A Turkish court on Wednesday arrested nine out of 10 suspects detained over an attack carried out by the Islamic State in Iraq and the Levant (ISIL) on the Reina nightclub in İstanbul, claiming lives of 39 people and wounding 69 others on New Year’s Day.

The prosecutor said in his petition demanding the arrest of the suspects that they had conducted activities with Reina gunman Abdulkadir Masharipov and that they have the potential to carry out similar attacks in the future.

All the suspects are accused of membership in a terrorist organization and 39 counts of voluntary manslaughter. The one detainee who was released had reportedly been in custody due to a suspicious border crossing.

One of the suspects, Muhammad Abulhasan, allegedly received arms training in Afghanistan and met with the Reina gunman four times before the massacre.
The prosecutor’s office listed Abdurrauf Sert as one of the planners of the attack, and his connection to the Reina gunman was detected through photos on his cell phone.

In an earlier interrogation, the Reina gunman had said he received the order for the attack from the ISIL leader in Syria by means of the Telegram messaging service.
Masharipov said the head of ISIL in Syria called him to ask for a potential suicide bomber and then offered one to carry out the attack. Later, a man code-named “Abu Jihad” sent him the instructions.

The Hürriyet daily had reported that the terrorist who killed a total of 39 people and wounded another 69 at Reina received arms from a Caucasian Russian-speaking ISIL member two days before the attack in İstanbul. This person reportedly told Masharipov that he could blow himself up as well.

Masharipov, who was initially instructed to attack either İstanbul’s Taksim Square or the Cumhuriyet daily headquarters, was later directed towards Reina by Abu Jihad over Telegram since the nightclub would be more crowded. Abu Jihad also sent footage from inside the nightclub to the ISIL terrorist before he took a cab to Reina on New Year’s Eve.

Masharipov said that before entering Reina, he broke his cell phone and shot a police officer at the gate.

“I have no regrets.
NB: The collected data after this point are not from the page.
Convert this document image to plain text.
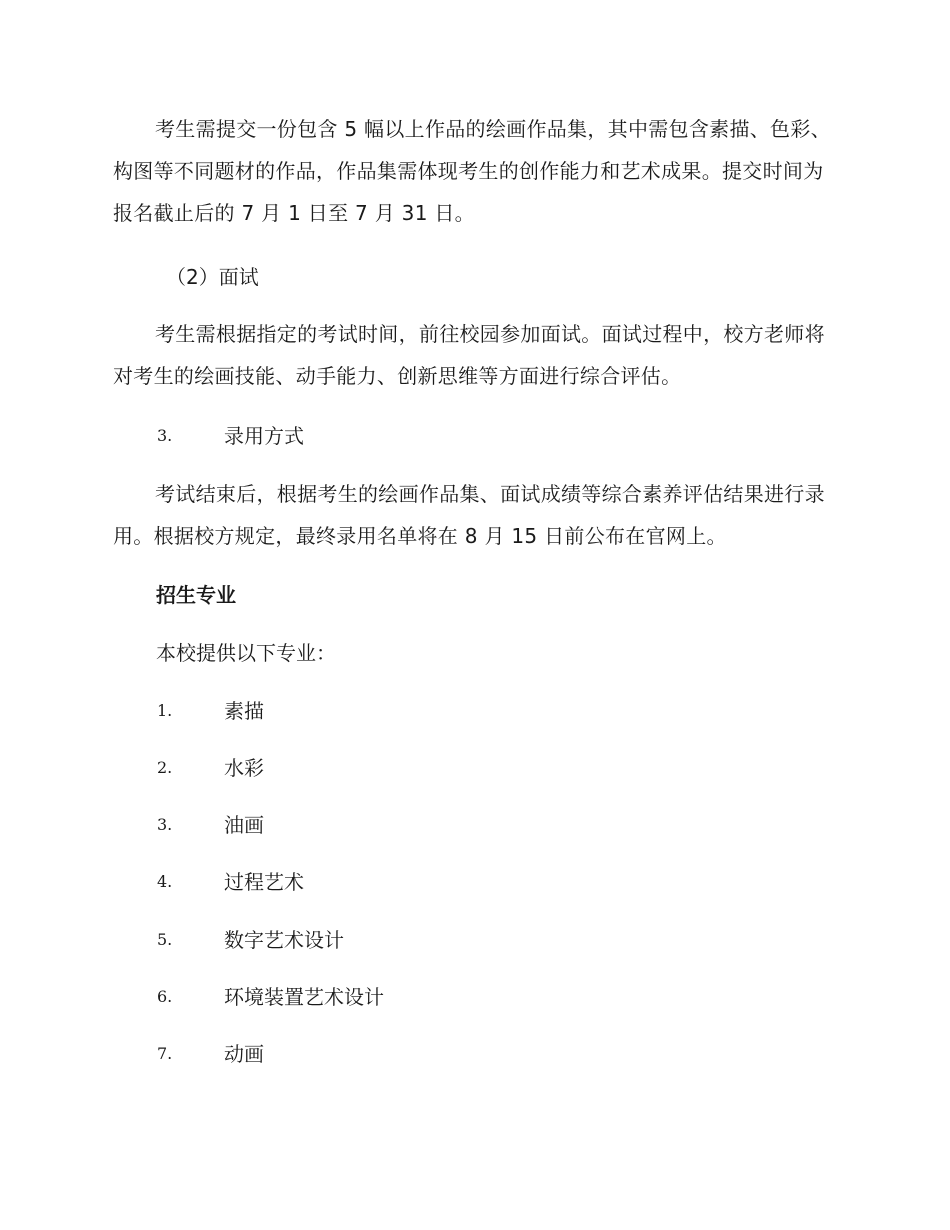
考生需提交一份包含 5 幅以上作品的绘画作品集，其中需包含素描、色彩、构图等不同题材的作品，作品集需体现考生的创作能力和艺术成果。提交时间为报名截止后的 7 月 1 日至 7 月 31 日。

（2）面试

考生需根据指定的考试时间，前往校园参加面试。面试过程中，校方老师将对考生的绘画技能、动手能力、创新思维等方面进行综合评估。

3.	录用方式

考试结束后，根据考生的绘画作品集、面试成绩等综合素养评估结果进行录用。根据校方规定，最终录用名单将在 8 月 15 日前公布在官网上。

招生专业

本校提供以下专业：

1.	素描
2.	水彩
3.	油画
4.	过程艺术
5.	数字艺术设计
6.	环境装置艺术设计
7.	动画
I would do it again,” Masharipov had said during questioning by the police, according to a report in the Hürriyet daily last week.

Masharipov was apprehended in a joint operation conducted by the İstanbul police and Turkey’s National Intelligence Organization (MİT) in İstanbul’s Esenyurt district.
Codenamed Ebu Muhammed El Horasani Abdulkav, Masharipov was born in Uzbekistan in 1983 and was trained as a militant in al-Qaeda camps in Afghanistan and later joined ISIL.

Turkish police reportedly identified the ISIL militant who gave Masharipov the automatic weapon he used in the attack and who took his four-and-a-half-year-old son.

The ISIL militant reportedly told Masharipov that he needed to take his son because he could cause trouble for him during the planning stages of the attack, adding that his son would be returned to him when Masharipov was able to leave İstanbul.